Biden Administration Strengthens Clawback Rules for Executive Compensation in Banks


(MENAFN) The Biden administration has taken steps to restore confidence in the nation’s banks, with the Federal Reserve offering them a new backstop. Banks have borrowed a combined $164.8 billion from two Federal Reserve backstop facilities in the most recent week. The US Treasury and the Federal Deposit Insurance Corp. have also intervened to protect all depositors of both SVB and Signature.

The Securities and Exchange Commission (SEC) has adopted a final rule that requires public companies to implement policies to recover, or "claw back," erroneously awarded incentive-based compensation from current and former executive officers in the event of an accounting restatement, regardless of whether the restatement was due to misconduct or fraud. This rule was mandated by the 2010 Dodd-Frank Act.
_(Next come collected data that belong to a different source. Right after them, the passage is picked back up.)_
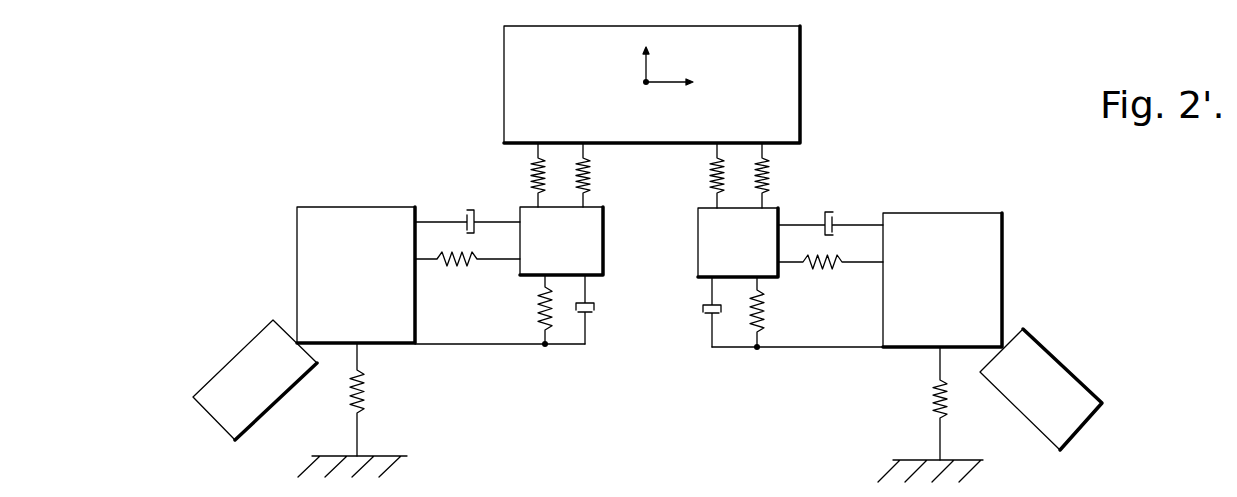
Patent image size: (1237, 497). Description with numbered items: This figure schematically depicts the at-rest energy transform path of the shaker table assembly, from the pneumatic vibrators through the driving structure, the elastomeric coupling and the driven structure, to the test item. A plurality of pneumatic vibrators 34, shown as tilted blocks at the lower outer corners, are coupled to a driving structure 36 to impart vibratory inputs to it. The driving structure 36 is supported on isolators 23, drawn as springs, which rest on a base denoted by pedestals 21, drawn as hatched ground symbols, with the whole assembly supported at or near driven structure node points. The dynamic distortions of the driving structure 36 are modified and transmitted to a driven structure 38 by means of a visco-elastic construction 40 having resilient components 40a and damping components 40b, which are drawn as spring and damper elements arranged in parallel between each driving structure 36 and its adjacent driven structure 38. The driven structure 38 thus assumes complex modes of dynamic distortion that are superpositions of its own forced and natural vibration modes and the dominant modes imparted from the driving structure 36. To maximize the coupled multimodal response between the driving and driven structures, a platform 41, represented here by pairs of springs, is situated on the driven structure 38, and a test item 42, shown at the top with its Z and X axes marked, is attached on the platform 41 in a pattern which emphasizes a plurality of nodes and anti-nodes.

The test item 42 is at (790, 72).
The platform 41 is at (590, 180).
The driven structure 38 is at (602, 209).
The driving structure 36 is at (298, 208).
The pneumatic vibrators 34 is at (227, 365).
The visco-elastic construction 40 is at (657, 255).
The resilient components 40a is at (462, 267).
The damping components 40b is at (478, 187).
The isolators 23 is at (362, 395).
The pedestals 21 is at (397, 463).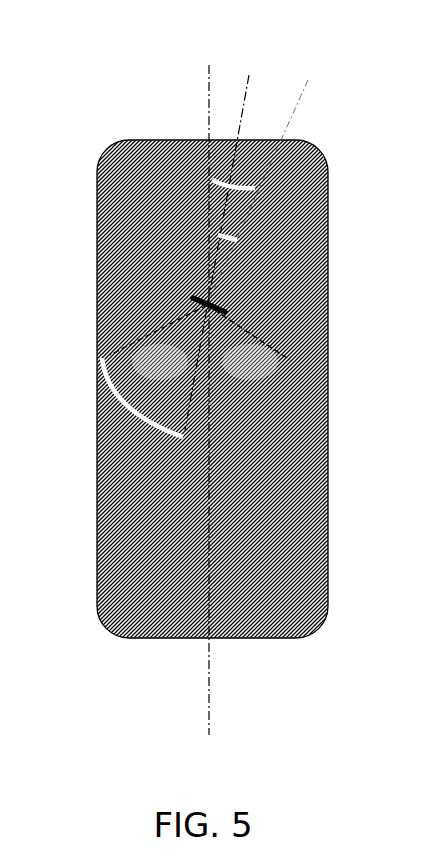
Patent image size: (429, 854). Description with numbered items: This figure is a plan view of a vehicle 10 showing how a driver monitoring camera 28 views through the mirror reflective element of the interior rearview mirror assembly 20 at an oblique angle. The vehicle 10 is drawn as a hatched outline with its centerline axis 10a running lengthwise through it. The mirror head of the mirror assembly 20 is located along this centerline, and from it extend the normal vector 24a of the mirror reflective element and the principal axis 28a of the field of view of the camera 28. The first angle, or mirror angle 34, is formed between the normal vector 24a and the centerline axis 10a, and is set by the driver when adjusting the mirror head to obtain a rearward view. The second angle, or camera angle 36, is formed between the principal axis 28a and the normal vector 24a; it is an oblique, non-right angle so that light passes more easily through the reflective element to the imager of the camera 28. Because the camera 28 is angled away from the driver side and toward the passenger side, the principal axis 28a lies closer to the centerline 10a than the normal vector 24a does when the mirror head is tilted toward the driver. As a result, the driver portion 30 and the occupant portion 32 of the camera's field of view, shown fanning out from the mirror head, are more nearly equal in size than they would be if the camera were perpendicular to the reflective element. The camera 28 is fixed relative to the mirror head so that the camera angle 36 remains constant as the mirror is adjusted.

The vehicle 10 is at (100, 542).
The centerline axis of the vehicle 10a is at (208, 122).
The interior rearview mirror assembly 20 is at (197, 298).
The normal vector of the mirror reflective element 24a is at (295, 112).
The driver monitoring camera 28 is at (210, 300).
The principal axis of the field of view of the camera 28a is at (245, 97).
The driver portion of the field of view 30 is at (108, 373).
The occupant portion of the field of view 32 is at (280, 388).
The mirror angle 34 is at (255, 188).
The camera angle 36 is at (237, 240).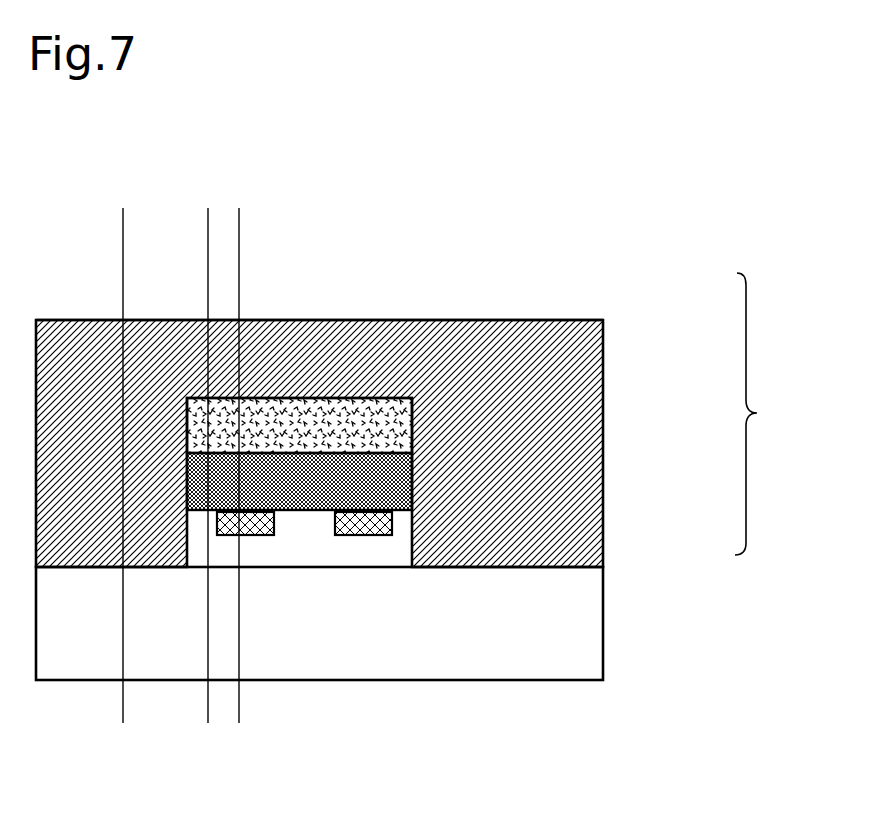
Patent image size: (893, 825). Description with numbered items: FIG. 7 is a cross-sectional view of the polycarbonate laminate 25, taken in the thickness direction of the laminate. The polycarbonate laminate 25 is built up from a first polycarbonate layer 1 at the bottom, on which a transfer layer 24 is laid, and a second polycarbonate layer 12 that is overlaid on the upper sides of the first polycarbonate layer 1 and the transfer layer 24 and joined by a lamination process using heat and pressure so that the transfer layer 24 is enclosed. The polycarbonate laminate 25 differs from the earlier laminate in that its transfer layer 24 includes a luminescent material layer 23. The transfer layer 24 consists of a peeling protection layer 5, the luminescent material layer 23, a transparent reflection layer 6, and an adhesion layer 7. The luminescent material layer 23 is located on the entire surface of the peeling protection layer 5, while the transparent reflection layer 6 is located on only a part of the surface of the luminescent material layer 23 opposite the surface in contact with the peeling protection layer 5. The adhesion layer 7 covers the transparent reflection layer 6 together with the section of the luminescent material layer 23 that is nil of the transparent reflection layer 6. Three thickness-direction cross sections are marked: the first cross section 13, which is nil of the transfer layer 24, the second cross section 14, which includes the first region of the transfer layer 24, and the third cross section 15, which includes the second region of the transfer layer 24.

The first polycarbonate layer 1 is at (603, 635).
The peeling protection layer 5 is at (413, 400).
The transparent reflection layer 6 is at (413, 467).
The adhesion layer 7 is at (392, 527).
The second polycarbonate layer 12 is at (535, 318).
The first cross section 13 is at (123, 476).
The second cross section 14 is at (212, 471).
The third cross section 15 is at (264, 476).
The luminescent material layer 23 is at (413, 400).
The transfer layer 24 is at (772, 414).
The polycarbonate laminate 25 is at (438, 263).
Companies will likely be required to implement clawback policies by the end of 2023 or early 2024, according to Davis Polk.

The new clawback rule requires that a listed company adopt and disclose a policy for the recoupment of incentive compensation from its current and former executive officers in the event the company is required to prepare “an accounting restatement due to material noncompliance” under the securities law (colloquially referred to as a “clawback”). A clawback policy must apply to current and former “executive officers,” which the rules define as a company’s president, chief financial officer, principal accounting officer, any vice president in charge of a principal business unit or any other person in a company policymaking position. The policy will also apply to any individual who served as an executive officer at any time during the performance period that applied to the incentive-based compensation that the individual received.

The new rules (Rule 10D-1) direct national securities exchanges and associations to establish listing standards requiring registrants to implement “clawback” policies to recoup incentive-based compensation following a material restatement of financial disclosures.